The ionic mechanism of the effect of intracellularly injected adenosine 3′, 5′-cyclic monophosphate (cAMP) on the membrane of identified neuron L5 of Aplysia kurodai was investigated with conventional voltage-clamp and ion-substitution techniques. The intracellular elevation of cAMP caused an inward current (I_cAMP), which was not accompanied by a significant change in membrane conductance at potentials more hyperpolarized than -60mV. The current increased over the voltage range (-50 to -30mV) associated with a conductance decrease and decreased at potentials more hyperpolarized than -60mV. Elevated intracellular cAMP was found to enhance a region of negative slope resistance in steady-state I-V relations.
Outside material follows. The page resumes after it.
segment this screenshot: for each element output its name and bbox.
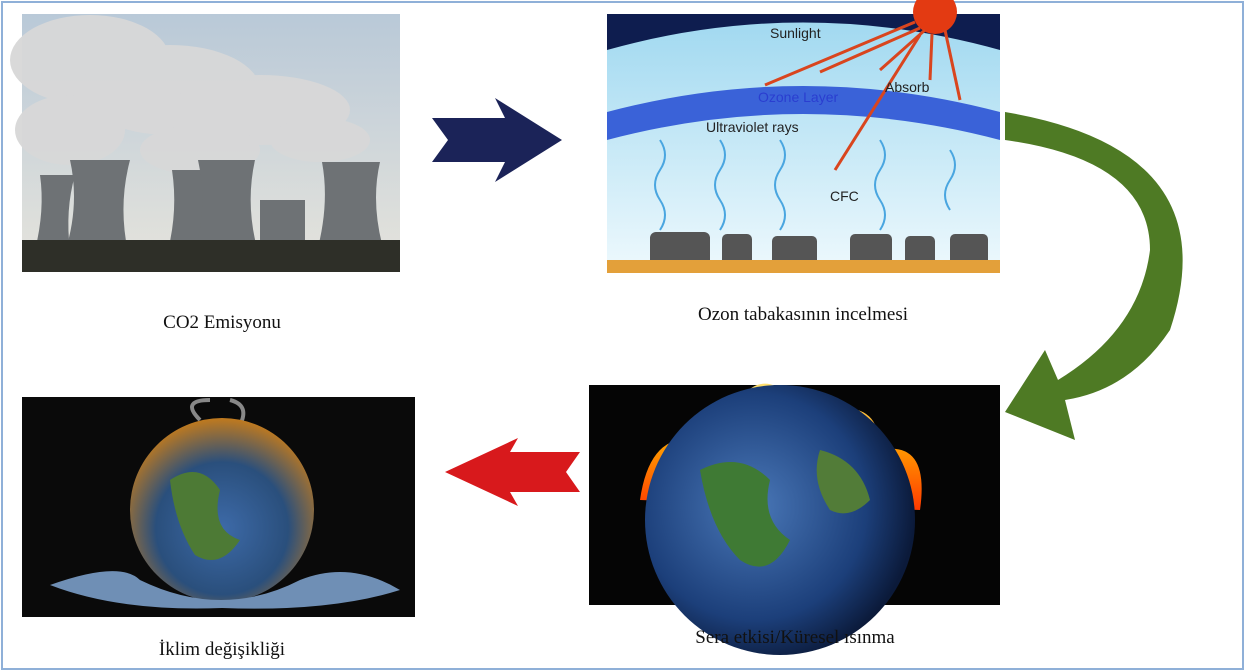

Duration of the I_cAMP was greatly prolonged by bath-applied isobutylmethylxanthine (50μM), but imidazole (10mM) had an opposite effect on the I_cAMP. Tolbutamide (5mM), a protein kinase inhibitor, reduced the I_cAMP. The current was not affected by the presence of bath-applied TTX (50μM), ouabain (50μM), or triaminopyrimidine (5mM). Reduction of [Na⁺]₀ reversibly decreased the I_cAMP. Li⁺ could largely substitute for Na⁺. Alterations of [K⁺]₀, and bath application of 4-AP (5mM) and TEA (30mM) did not affect the I_cAMP, In the presence of Na⁺, Cl^-, and divalent cations such as Ca²⁺ and Ba²⁺ inhibited the I_cAMP. These results suggest that fast elevation of intracellular cAMP induces a TTX-resistant slow Na⁺ inward current, and the current might be due to activation of cAMP-dependent protein kinase.